XFA building in PDFBox 1.8.12, not in 2.0.4

I have tried to extract XFA from a file and it's worked fine for me till I updated the PDFBox from 1.8.12 to 2.0.4.

I have a file that I can extract XFA from using 1.8.12 but not using 2.0.4.

When I extract this using PDFBox using 2.0.4, I get the structure of XFA but almost all the values are missing.
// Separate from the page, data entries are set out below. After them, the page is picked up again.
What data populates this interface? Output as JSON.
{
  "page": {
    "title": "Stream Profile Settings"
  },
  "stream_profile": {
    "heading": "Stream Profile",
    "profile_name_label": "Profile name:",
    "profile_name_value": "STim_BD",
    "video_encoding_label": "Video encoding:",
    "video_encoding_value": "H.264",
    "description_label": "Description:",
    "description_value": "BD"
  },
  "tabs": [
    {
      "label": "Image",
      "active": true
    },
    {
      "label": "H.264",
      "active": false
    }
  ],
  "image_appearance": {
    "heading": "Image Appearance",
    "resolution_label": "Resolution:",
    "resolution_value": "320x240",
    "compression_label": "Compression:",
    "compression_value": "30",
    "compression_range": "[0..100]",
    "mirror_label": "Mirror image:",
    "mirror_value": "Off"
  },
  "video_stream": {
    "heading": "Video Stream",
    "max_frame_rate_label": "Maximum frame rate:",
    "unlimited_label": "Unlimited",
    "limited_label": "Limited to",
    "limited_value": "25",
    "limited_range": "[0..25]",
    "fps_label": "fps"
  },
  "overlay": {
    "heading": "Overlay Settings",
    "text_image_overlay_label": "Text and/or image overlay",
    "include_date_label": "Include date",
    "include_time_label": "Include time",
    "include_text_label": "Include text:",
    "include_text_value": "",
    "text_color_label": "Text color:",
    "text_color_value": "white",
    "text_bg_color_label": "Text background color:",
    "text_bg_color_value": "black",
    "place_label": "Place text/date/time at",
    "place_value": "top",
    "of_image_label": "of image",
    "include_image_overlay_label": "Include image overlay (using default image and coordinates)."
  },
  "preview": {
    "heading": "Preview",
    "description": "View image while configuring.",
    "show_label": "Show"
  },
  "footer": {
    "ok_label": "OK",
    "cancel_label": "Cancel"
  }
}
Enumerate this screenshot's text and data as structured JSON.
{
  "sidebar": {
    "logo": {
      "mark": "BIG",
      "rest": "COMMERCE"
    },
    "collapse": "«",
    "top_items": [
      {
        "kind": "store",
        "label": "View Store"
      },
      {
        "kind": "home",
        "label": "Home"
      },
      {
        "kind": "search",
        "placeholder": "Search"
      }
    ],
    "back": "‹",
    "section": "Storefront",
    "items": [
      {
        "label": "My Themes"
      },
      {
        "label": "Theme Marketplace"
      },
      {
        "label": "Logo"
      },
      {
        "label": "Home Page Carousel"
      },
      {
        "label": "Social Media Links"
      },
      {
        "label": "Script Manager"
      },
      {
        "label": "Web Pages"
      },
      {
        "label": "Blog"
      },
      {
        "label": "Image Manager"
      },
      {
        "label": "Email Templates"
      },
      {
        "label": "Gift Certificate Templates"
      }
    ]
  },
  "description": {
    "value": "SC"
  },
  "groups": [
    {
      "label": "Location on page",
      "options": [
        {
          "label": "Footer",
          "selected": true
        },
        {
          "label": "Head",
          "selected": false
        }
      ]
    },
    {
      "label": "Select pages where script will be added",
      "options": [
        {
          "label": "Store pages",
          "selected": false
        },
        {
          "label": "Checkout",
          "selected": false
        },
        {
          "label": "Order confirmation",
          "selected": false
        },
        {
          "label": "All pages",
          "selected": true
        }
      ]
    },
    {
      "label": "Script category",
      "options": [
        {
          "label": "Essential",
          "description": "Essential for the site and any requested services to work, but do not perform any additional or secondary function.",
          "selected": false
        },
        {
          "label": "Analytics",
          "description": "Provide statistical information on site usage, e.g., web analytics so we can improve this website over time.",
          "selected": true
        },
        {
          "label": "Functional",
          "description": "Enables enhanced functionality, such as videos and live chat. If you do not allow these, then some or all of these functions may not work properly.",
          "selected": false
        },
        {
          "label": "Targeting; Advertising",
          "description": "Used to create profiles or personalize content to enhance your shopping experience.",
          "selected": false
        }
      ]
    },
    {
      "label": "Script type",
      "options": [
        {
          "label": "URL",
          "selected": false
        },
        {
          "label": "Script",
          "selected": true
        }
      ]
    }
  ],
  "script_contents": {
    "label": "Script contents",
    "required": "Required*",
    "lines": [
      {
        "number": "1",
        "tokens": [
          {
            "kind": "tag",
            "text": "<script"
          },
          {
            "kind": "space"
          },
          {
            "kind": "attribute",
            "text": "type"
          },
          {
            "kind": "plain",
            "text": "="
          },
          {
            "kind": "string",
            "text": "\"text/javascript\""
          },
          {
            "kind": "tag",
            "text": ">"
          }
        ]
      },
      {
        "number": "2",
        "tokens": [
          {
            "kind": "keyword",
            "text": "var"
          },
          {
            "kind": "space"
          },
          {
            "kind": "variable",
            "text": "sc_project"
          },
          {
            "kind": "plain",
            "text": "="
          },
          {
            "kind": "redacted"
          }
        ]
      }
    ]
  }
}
On the other hand when I try to extract the same form using 1.8.12 it comes out fine.

I looked into a similar issue on SO. It's said to be fixed in 2.0.4 but I am still facing issues.

Any ideas?

I have included the files

Generated XFA-1.8.12

Generated XFA-2.0.4

File used

EDIT#1

For 2.0.4

    // returns PDXFA
    public static byte[] getParsableXFAForm(File file) {
        if (file == null)
            return null;
        PDDocument doc;
        PDDocumentCatalog catalog;
        PDAcroForm acroForm;

        PDXFAResource xfa;
        try {
//            String pass = null;
            doc = PDDocument.load(file);
            if (doc == null)
                return null;
//             flattenPDF(doc);
            doc.setAllSecurityToBeRemoved(true);
            // System.out.println("Security " + doc.isAllSecurityToBeRemoved());
            catalog = doc.getDocumentCatalog();
            if (catalog == null) {
                doc.close();
                return null;
            }
            acroForm = catalog.getAcroForm();
            if (acroForm == null) {
                doc.close();
                return null;
            }
            xfa = acroForm.getXFA();
            if (xfa == null) {
                doc.close();
                return null;
            }
            // TODO return byte[]
            byte[] xfaBytes = xfa.getBytes();
            doc.close();
            return xfaBytes;
        } catch (IOException e) {
            // handle IOException
            // happens when the file is corrupt.
            e.printStackTrace();
            System.out.println("XFAUtils-getParsableXFAForm-IOException");
            return null;
        }
    }

For 1.8.12

public static byte[] getParsableXFAForm(File file) {
        if (file == null)
            return null;
        PDDocument doc;
        PDDocumentCatalog catalog;
        PDAcroForm acroForm;
        PDXFA xfa;
        try {
            doc = PDDocument.loadNonSeq(file, null);
            if (doc == null)
                return null;
            // flattenPDF(doc);
            doc.setAllSecurityToBeRemoved(true);
            // System.out.println("Security " + doc.isAllSecurityToBeRemoved());
            catalog = doc.getDocumentCatalog();
            if (catalog == null) {
                doc.close();
                return null;
            }
            acroForm = catalog.getAcroForm();

            if (acroForm == null) {
                doc.close();
                return null;
            }
            xfa = acroForm.getXFA();
            if (xfa == null) {
                doc.close();
                return null;
            }
            // TODO return byte[]
            byte[] xfaBytes = xfa.getBytes();
            doc.close();
            return xfaBytes;
        } catch (IOException e) {
            // handle IOException
            // happens when the file is corrupt.
//          e.printStackTrace();
            System.out.println("XFAUtils-getParsableXFAForm-IOException");
            return null;
        }
}

Solution

At first glance

There are 6 revisions in your PDF in the course of which the XFA form has been filled in more and more. Your 1.8.12 code extracts the most current version of the XFA form while your 2.0.4 code extracts the oldest version of it.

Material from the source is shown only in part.